Raymond Ozoji, Awka
Minister for Labour and Employment Dr. Chris Nwabueze Ngige has said that the federal government is working on a new minimum wage act which every Nigerian worker would be entitled to as well as payable by employers of labour.
The minister who gave an update on the move by the federal government to resolve labour issues in the country while speaking with journalists in Awka, disclosed that before the end of the current year, a new minimum wage act would be introduced by the government of the federation.
Although he noted that the remote cause of industrial disharmony was not a new salary structure for workers but a minimum wage that would be generally accepted as take-home pay to offset the needs of the Nigerian worker, he noted that the cost of living was high and the current 18,000 minimum wage was no longer enough to cater for the numerous needs of the workers.
Ngige also noted that government didn’t want to push the issue so hard such that employers of labour would not be able to pay workers and thereby resort to tactics like stabilizing personnel cost or what he described as declaration of redundancy so that some workers would be asked to go home in the interim and probably disengaged completely.
He said another tactics government abhorred was for employers not to say they could not promote their employees just to maintain personnel cost as government according to him wanted expansion in vacancy positions in order to replace out-going workers by recruiting new ones so that young graduates could get employment.

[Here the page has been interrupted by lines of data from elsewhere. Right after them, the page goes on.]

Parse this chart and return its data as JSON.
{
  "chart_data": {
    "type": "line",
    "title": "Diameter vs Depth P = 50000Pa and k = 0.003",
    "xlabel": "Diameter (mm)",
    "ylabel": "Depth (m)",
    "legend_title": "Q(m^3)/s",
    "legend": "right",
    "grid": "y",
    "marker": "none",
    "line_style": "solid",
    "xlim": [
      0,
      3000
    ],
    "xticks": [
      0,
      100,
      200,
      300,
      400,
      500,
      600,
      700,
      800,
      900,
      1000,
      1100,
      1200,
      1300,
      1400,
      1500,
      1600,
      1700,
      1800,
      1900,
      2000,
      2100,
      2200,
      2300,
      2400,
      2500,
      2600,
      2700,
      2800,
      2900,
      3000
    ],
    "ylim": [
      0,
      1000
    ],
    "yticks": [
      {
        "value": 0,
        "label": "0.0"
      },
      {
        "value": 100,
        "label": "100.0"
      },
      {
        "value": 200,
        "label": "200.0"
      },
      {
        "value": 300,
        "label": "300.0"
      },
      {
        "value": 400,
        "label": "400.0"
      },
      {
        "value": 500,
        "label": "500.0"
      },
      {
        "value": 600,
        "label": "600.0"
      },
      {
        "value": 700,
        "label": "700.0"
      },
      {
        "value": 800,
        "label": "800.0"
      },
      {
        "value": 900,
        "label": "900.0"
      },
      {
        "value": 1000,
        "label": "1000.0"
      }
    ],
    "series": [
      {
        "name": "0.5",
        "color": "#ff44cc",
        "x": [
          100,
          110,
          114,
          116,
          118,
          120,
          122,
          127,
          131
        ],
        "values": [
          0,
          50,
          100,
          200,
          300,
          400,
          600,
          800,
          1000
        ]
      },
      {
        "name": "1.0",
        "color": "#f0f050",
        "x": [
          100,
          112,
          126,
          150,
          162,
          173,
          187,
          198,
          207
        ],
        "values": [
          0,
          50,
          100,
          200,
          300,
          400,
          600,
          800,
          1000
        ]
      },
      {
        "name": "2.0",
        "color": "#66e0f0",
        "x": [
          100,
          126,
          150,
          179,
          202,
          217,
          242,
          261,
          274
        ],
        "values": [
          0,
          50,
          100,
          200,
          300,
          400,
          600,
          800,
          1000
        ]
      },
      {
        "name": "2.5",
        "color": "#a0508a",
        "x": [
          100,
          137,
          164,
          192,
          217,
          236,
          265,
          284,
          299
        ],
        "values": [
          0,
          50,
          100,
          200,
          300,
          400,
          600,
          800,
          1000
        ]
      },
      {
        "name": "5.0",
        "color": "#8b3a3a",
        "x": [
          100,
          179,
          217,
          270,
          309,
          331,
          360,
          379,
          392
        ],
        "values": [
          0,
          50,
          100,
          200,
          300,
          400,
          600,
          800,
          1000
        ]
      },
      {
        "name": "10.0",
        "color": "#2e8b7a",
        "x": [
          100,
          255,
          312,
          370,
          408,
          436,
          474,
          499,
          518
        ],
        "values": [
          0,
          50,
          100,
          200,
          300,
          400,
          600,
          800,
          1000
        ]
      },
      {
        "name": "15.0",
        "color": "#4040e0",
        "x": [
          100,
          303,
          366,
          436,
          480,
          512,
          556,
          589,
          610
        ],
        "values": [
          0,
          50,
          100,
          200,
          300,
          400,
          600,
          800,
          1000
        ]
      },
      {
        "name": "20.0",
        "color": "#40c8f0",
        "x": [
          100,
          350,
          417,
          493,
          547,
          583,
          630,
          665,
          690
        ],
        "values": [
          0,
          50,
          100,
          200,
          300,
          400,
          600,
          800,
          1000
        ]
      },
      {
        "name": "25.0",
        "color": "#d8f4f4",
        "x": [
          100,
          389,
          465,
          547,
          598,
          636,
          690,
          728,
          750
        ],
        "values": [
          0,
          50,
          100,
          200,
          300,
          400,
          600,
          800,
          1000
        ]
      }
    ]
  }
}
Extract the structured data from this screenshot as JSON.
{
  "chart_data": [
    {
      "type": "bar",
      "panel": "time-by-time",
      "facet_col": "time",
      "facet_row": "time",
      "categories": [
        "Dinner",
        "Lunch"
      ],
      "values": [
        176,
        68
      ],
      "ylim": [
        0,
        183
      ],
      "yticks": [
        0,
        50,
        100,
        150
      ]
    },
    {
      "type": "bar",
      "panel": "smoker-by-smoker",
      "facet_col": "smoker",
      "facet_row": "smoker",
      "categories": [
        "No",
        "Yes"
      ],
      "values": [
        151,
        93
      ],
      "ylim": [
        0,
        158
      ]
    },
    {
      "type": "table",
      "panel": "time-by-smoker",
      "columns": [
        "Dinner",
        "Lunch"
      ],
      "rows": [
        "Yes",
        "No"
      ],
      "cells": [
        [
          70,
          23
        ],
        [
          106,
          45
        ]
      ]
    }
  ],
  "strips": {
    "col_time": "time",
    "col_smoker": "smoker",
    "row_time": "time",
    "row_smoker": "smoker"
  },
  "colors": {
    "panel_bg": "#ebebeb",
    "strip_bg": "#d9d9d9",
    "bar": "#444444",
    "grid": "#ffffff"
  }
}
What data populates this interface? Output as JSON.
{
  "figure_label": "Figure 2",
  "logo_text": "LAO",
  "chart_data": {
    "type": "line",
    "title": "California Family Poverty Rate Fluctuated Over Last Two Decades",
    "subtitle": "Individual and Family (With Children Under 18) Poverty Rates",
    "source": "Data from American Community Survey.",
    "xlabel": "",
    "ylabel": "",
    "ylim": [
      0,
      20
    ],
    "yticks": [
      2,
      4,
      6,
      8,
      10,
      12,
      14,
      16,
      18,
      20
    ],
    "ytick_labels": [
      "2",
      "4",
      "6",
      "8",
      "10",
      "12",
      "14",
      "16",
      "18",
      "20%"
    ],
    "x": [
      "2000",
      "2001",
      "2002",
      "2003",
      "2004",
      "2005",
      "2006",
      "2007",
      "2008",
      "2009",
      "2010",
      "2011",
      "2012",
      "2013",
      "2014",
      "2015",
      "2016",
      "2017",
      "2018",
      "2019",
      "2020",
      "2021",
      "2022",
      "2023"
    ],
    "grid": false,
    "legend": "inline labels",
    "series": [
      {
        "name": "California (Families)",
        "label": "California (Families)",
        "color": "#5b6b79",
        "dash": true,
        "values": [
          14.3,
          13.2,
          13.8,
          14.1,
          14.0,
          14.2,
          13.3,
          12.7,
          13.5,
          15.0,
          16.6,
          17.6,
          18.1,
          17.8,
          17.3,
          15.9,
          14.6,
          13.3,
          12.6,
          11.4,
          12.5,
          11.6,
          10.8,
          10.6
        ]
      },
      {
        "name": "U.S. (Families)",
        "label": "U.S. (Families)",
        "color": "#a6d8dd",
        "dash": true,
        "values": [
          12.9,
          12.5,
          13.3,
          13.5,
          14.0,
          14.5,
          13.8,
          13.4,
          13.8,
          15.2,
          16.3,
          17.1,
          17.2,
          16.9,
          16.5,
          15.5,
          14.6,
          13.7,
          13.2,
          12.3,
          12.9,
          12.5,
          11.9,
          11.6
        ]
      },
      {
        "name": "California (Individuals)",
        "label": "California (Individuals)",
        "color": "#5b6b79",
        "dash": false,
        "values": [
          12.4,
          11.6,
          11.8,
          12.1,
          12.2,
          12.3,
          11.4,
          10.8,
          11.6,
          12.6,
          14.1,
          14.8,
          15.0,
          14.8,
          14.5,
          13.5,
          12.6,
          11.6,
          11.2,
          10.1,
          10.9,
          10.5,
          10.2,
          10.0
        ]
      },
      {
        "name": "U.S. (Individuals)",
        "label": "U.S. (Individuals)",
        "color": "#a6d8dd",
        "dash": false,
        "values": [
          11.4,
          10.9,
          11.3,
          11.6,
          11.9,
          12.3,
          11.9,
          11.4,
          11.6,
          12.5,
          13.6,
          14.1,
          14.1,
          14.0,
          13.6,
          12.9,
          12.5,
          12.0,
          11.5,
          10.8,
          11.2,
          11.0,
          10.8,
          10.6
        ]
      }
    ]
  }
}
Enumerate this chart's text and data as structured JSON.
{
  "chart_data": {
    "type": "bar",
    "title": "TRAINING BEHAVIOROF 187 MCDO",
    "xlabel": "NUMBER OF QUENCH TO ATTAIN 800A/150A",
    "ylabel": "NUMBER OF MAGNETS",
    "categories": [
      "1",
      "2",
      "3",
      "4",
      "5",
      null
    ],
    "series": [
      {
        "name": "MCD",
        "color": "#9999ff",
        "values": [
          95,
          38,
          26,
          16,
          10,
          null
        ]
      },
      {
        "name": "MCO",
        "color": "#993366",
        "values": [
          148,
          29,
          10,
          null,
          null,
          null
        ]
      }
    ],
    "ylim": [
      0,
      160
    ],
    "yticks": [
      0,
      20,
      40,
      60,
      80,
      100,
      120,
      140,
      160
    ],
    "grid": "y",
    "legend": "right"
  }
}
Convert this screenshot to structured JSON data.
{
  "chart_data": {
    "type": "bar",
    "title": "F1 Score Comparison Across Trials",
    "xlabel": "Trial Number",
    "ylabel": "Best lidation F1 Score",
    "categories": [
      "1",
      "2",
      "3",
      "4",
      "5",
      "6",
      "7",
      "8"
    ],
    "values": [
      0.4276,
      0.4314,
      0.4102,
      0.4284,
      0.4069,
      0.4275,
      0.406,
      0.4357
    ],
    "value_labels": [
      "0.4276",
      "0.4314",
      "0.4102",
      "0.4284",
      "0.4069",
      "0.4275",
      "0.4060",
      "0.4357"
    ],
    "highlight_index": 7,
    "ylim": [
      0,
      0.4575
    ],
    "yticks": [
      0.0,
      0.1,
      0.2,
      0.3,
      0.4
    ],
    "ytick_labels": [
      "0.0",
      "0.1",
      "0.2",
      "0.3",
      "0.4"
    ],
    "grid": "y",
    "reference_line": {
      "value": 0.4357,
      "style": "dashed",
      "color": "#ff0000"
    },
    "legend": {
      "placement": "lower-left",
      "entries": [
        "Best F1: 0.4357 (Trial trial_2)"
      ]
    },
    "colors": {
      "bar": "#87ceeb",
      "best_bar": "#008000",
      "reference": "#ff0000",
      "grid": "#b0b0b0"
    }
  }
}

The labour minister also stated that the federal government was currently having a lot of dialogue with the organized labour and they were all in agreement that the tripartite minimum wage committee would reconvene on 4th and 5th of October, 2018 to further discussion on resolving the on-going industrial dispute between federal government and the organised labour.
He also said that the national economic management team was working in conjunction with the National Salary, Income and Wages Commission capturing workers In the public service and private sector respectively for them to analyze as well as give a financial projection.
Ngige however noted that the federal government was aware of the amount proposed by labour as well as what the state governors and the presidency agreed upon adding that before long Nigerian workers would heave a sigh of relief.